目からウロコ 花園 蝕む

 ある場所では「勇者」と呼ばれた。ある場所では「英雄」と呼ばれた。ある場所では「希望」と呼ばれた。

 その人が、それらのどれでもないことを、共に旅をしていた私だけが知っていた。


 その人が旅に出たきっかけは、幼馴染の病だったそうだ。その病は行商人からもたらされたもので、特効薬はあるにはあるが、原料はその地域にはない、しかもめったに市場には出回らない希少な花からしか取れないものだった。しかし、日々痩せ細っていく幼馴染を見かねたその人は、原料となる花を得るために旅に出た。

 その人は、その最初の旅路で、花園を見つけた。
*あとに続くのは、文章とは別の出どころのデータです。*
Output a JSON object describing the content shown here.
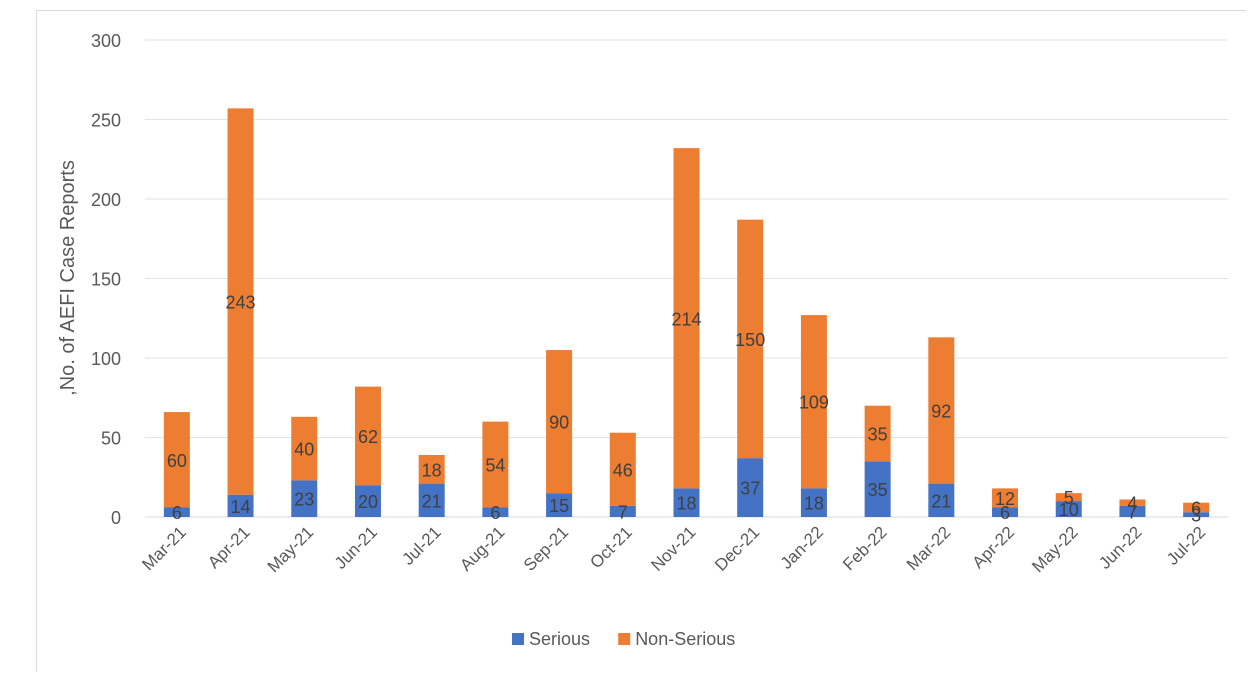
{
  "chart_data": {
    "type": "bar",
    "stacked": true,
    "title": "",
    "xlabel": "",
    "ylabel": ",No. of  AEFI Case Reports",
    "ylim": [
      0,
      300
    ],
    "yticks": [
      0,
      50,
      100,
      150,
      200,
      250,
      300
    ],
    "grid": true,
    "legend_position": "bottom",
    "categories": [
      "Mar-21",
      "Apr-21",
      "May-21",
      "Jun-21",
      "Jul-21",
      "Aug-21",
      "Sep-21",
      "Oct-21",
      "Nov-21",
      "Dec-21",
      "Jan-22",
      "Feb-22",
      "Mar-22",
      "Apr-22",
      "May-22",
      "Jun-22",
      "Jul-22"
    ],
    "series": [
      {
        "name": "Serious",
        "color": "#4472c4",
        "values": [
          6,
          14,
          23,
          20,
          21,
          6,
          15,
          7,
          18,
          37,
          18,
          35,
          21,
          6,
          10,
          7,
          3
        ]
      },
      {
        "name": "Non-Serious",
        "color": "#ed7d31",
        "values": [
          60,
          243,
          40,
          62,
          18,
          54,
          90,
          46,
          214,
          150,
          109,
          35,
          92,
          12,
          5,
          4,
          6
        ]
      }
    ]
  }
}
花の希少価値を下げる程の群生だった。

 薬を手に入れたその人は、あとを研究者たちに任せ、故郷に戻った。

 その時にはもう手遅れだった。

 その人の帰りを待っていたように、幼馴染は息を引き取ったという。

 以来、その人は酷く沈んだ。人が変わったようだったと、その人の知人は私にこっそりと教えてくれた。陰で、幼馴染がその人を連れて行こうとしているんじゃないか、と囁いた者もいたそうだ。

 悲しみに蝕まれたその人が再び立ち上がるきっかけとなったのは、何を隠そう、私である。
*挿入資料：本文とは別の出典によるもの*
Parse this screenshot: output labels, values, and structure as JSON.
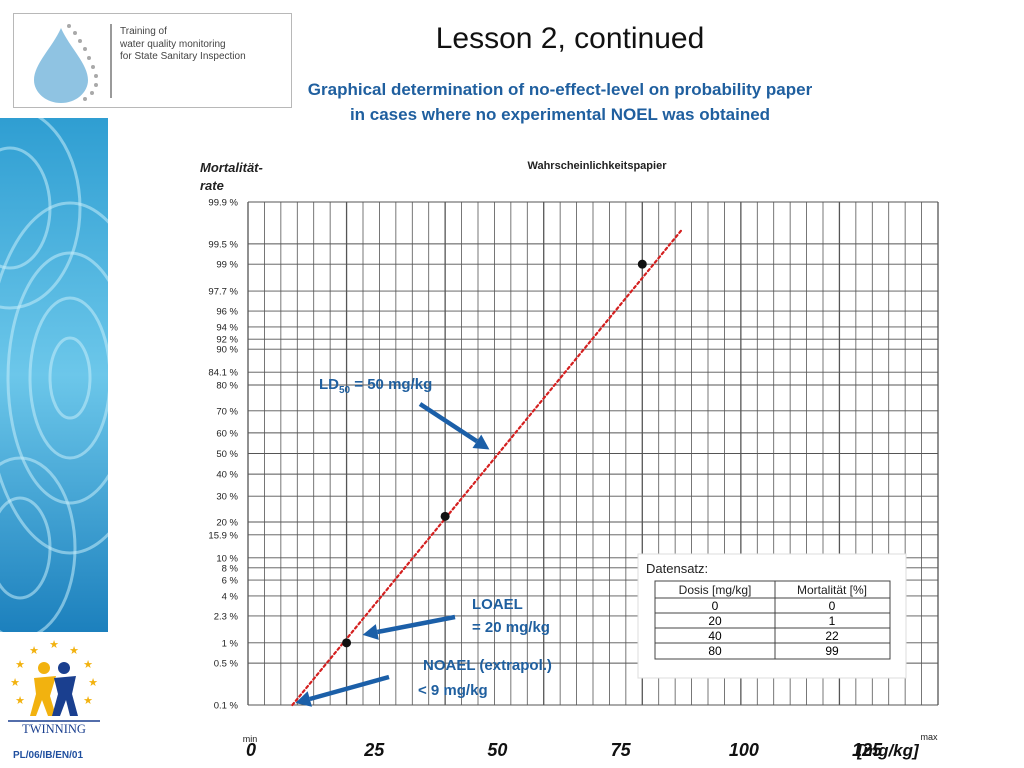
{
  "header": {
    "logo_lines": [
      "Training of",
      "water quality monitoring",
      "for State Sanitary Inspection"
    ],
    "title": "Lesson 2, continued",
    "subtitle_lines": [
      "Graphical determination of no-effect-level on probability paper",
      "in cases where no experimental NOEL was obtained"
    ]
  },
  "sidebar": {
    "emblem_label": "TWINNING",
    "footer_code": "PL/06/IB/EN/01"
  },
  "colors": {
    "accent": "#1f5f9f",
    "fit_line": "#d42020",
    "arrow": "#1b5fa8"
  },
  "chart_data": {
    "type": "scatter",
    "title": "Wahrscheinlichkeitspapier",
    "ylabel_lines": [
      "Mortalität-",
      "rate"
    ],
    "xscale": "linear",
    "yscale": "probit",
    "xlim": [
      0,
      140
    ],
    "ylim_percent": [
      0.1,
      99.9
    ],
    "ytick_labels": [
      "99.9 %",
      "99.5 %",
      "99 %",
      "97.7 %",
      "96 %",
      "94 %",
      "92 %",
      "90 %",
      "84.1 %",
      "80 %",
      "70 %",
      "60 %",
      "50 %",
      "40 %",
      "30 %",
      "20 %",
      "15.9 %",
      "10 %",
      "8 %",
      "6 %",
      "4 %",
      "2.3 %",
      "1 %",
      "0.5 %",
      "0.1 %"
    ],
    "ytick_values": [
      99.9,
      99.5,
      99,
      97.7,
      96,
      94,
      92,
      90,
      84.1,
      80,
      70,
      60,
      50,
      40,
      30,
      20,
      15.9,
      10,
      8,
      6,
      4,
      2.3,
      1,
      0.5,
      0.1
    ],
    "xtick_labels": [
      "min",
      "0",
      "25",
      "50",
      "75",
      "100",
      "125",
      "[mg/kg]",
      "max"
    ],
    "xtick_values": [
      0,
      25,
      50,
      75,
      100,
      125
    ],
    "series": [
      {
        "points": [
          {
            "x": 20,
            "y": 1
          },
          {
            "x": 40,
            "y": 22
          },
          {
            "x": 80,
            "y": 99
          }
        ]
      }
    ],
    "fit_line": {
      "x_start": 9,
      "y_start": 0.1,
      "x_end": 88,
      "y_end": 99.7
    },
    "grid": true,
    "annotations": [
      {
        "id": "ld50",
        "text_main": "LD",
        "text_sub": "50",
        "text_rest": " = 50 mg/kg",
        "target_x": 50,
        "target_y": 50
      },
      {
        "id": "loael",
        "lines": [
          "LOAEL",
          "= 20 mg/kg"
        ],
        "target_x": 20,
        "target_y": 1
      },
      {
        "id": "noael",
        "lines": [
          "NOAEL (extrapol.)",
          "< 9 mg/kg"
        ],
        "target_x": 9,
        "target_y": 0.1
      }
    ],
    "dataset_table": {
      "caption": "Datensatz:",
      "headers": [
        "Dosis [mg/kg]",
        "Mortalität [%]"
      ],
      "rows": [
        [
          "0",
          "0"
        ],
        [
          "20",
          "1"
        ],
        [
          "40",
          "22"
        ],
        [
          "80",
          "99"
        ]
      ]
    }
  }
}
 旅の最中、数十年に一度という勢いの大雨に降られた私は、その人が住む村に立ち寄った。しかし、小さな村だ。宿屋は当然のようになく、他の家もよそ者を入れたがらない。それでも村長に、どうにか、馬小屋でも良いからと頼み込むと、その人を紹介された。今は少し「具合が悪い」が、以前は困った人には率先して優しくする人物だった。泊めてくれるかも知れない、と。

 大雨の中、突然訪れて泊めてほしいと頼んだ私にその人は、タオルとホットワインを出してくれた。

 そのお礼という訳ではなかったが、多少の暇潰しになればと、私は雨音の響く中で、無口なその人にぽつりぽつりと身の上話をした。――山奥などに生息する魔物から、薬の材料になる素材などを採取しては売る仕事をしているのだ、と。


「山で何かあったんだか分かりませんが、最近は、魔物が里に下りてきて、里の人々に害を及ぼすことも増えていますからね。一石二鳥というものです」


 その人は、そういう仕事もあるのかと、目からウロコが落ちたような顔をした。


「良ければ、私にその仕事を手伝わせてはくれませんか」


 その場で決まるという話でもなく、驚いたり、過去を聞いたり、と当然一悶着あったが、結局のところ私は、その人を連れて旅に出た。

 そして、世界が変わり始めた。

 それまでは山奥や遠海など、人の寄り付かないところにいた魔物たちが、ますます里に出るようになった。今までは山奥に入った人間が襲われたという事件が年に一度あるといった程度だったのが、月に二度三度、そういった被害が出るようになった。

 私に舞い込む依頼も、素材の採取ではなく討伐が増え――元々、魔物を殺すのではなく、魔物に察知されないような方法を取ることの多かった私は断ろうとしていたのだが、その人はいくらか腕に覚えがあるという話だったので、討伐寄りの依頼はその人に任せることにした。

 その人は、魔物を殺していった。

 その働きぶりと、薬を作るという目的から、その人は「勇者」「英雄」「希望」と呼ばれるようになった。

 しかし、そうではないのだ。

 私だけが知っている。

 魔物を殺す時に見せる、その人の表情。

 何故生きているのだ、と詰問するような軽蔑。

 あれは生物に向けて良い表情ではない。

 幼馴染の死は、今もその人を蝕んでいる。